I have a data frame speech_N_rows
that looks like this:
# channel start.time stop.time vp id overlaps
# 1: A 0.000 9.719 N 1 A:EE, C:N
# 2: A 9.719 11.735 N 2 A:N, D:other, A:N
# 3: C 0.264 2.032 N 3 A:N
# 4: B 26.514 28.264 N 4 B:CH1, D:N
# 5: D 82.316 82.702 N 5 C:CH2, B:CH2
# 6: D 10.354 11.666 N 6 A:EE, A:other
# 7: C 80.251 82.719 CH2 7 D:self, B:CH2
# 8: B 27.564 30.819 CH1 8 B:CH1, D:N
# 9: D 25.621 27.693 N 9 B:CH1, B:CH1
#10: A 10.354 11.666 other 10 A:EE, D:other
#11: B 80.251 82.719 CH2 11 D:self, C:CH2
#12: B 61.564 64.819 CH1 12 A:N
#13: A 60.621 62.693 N 13 B:CH1
In the overlaps
column, there are a series of strings, often, multiple strings in each cell separated by ','
I'm trying to get counts of specific strings, in this case "A:N". But I haven't figured out how to do that yet.
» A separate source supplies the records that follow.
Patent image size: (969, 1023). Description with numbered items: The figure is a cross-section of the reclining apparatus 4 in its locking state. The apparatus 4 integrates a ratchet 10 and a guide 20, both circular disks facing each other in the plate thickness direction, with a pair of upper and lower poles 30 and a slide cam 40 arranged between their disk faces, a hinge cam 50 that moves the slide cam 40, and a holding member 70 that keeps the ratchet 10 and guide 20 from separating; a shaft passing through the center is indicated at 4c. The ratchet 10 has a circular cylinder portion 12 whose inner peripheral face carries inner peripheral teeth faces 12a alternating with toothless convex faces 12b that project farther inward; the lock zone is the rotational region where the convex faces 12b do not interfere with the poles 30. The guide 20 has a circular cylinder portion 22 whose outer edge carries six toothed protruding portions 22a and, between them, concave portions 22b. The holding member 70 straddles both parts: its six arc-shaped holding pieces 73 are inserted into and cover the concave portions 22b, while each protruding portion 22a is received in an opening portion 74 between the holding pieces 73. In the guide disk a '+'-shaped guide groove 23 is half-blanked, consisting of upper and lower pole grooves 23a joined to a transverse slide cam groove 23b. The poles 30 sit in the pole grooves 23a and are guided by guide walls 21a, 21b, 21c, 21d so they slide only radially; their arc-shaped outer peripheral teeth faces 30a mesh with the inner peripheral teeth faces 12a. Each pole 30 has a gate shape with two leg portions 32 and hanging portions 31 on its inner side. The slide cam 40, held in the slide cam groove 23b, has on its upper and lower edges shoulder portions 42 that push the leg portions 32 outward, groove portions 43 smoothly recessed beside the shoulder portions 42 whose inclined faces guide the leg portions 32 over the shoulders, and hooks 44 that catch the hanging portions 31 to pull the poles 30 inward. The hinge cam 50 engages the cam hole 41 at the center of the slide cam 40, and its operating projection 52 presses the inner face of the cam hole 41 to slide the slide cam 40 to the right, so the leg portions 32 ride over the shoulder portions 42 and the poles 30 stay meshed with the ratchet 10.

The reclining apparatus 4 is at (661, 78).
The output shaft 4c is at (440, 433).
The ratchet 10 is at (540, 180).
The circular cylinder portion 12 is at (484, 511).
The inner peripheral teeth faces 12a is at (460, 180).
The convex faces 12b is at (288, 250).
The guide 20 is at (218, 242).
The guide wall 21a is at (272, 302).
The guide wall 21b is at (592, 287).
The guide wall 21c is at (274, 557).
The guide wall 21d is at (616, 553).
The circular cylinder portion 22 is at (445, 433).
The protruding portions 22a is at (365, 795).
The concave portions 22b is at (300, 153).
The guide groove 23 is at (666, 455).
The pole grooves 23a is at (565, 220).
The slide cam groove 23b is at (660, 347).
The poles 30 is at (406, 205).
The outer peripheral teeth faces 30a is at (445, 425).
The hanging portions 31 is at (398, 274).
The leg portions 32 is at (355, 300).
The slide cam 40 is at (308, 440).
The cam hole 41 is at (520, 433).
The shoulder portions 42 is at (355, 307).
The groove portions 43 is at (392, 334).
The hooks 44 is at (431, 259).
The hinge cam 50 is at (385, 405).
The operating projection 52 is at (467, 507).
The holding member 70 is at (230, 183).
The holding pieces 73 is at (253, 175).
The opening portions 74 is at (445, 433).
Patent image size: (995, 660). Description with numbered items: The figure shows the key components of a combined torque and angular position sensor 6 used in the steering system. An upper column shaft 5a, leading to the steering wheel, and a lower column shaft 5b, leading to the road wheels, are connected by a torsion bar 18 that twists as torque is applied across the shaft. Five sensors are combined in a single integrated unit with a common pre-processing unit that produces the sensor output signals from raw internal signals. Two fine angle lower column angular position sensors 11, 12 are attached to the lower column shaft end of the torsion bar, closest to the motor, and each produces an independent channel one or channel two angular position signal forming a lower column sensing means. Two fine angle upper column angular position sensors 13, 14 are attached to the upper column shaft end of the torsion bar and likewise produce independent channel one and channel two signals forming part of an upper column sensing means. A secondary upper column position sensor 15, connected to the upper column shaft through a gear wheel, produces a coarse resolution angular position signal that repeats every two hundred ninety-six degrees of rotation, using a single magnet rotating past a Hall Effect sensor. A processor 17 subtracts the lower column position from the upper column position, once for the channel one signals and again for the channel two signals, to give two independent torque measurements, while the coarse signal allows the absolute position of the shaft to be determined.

I can get the number of rows in which "A:N" occurs with by making vector of the 'overlaps' column and using the length function
testdata <- c(speech_N_rows$overlaps)
length(grep("A:N", testdata))
# [1] 3
However there are 4 total instances of "A:N", not 3. I can't figure out how to count multiple occurrences in the column, including multiple occurrences within a single row of the column (as is the case in row 2 of the 'overlaps' column).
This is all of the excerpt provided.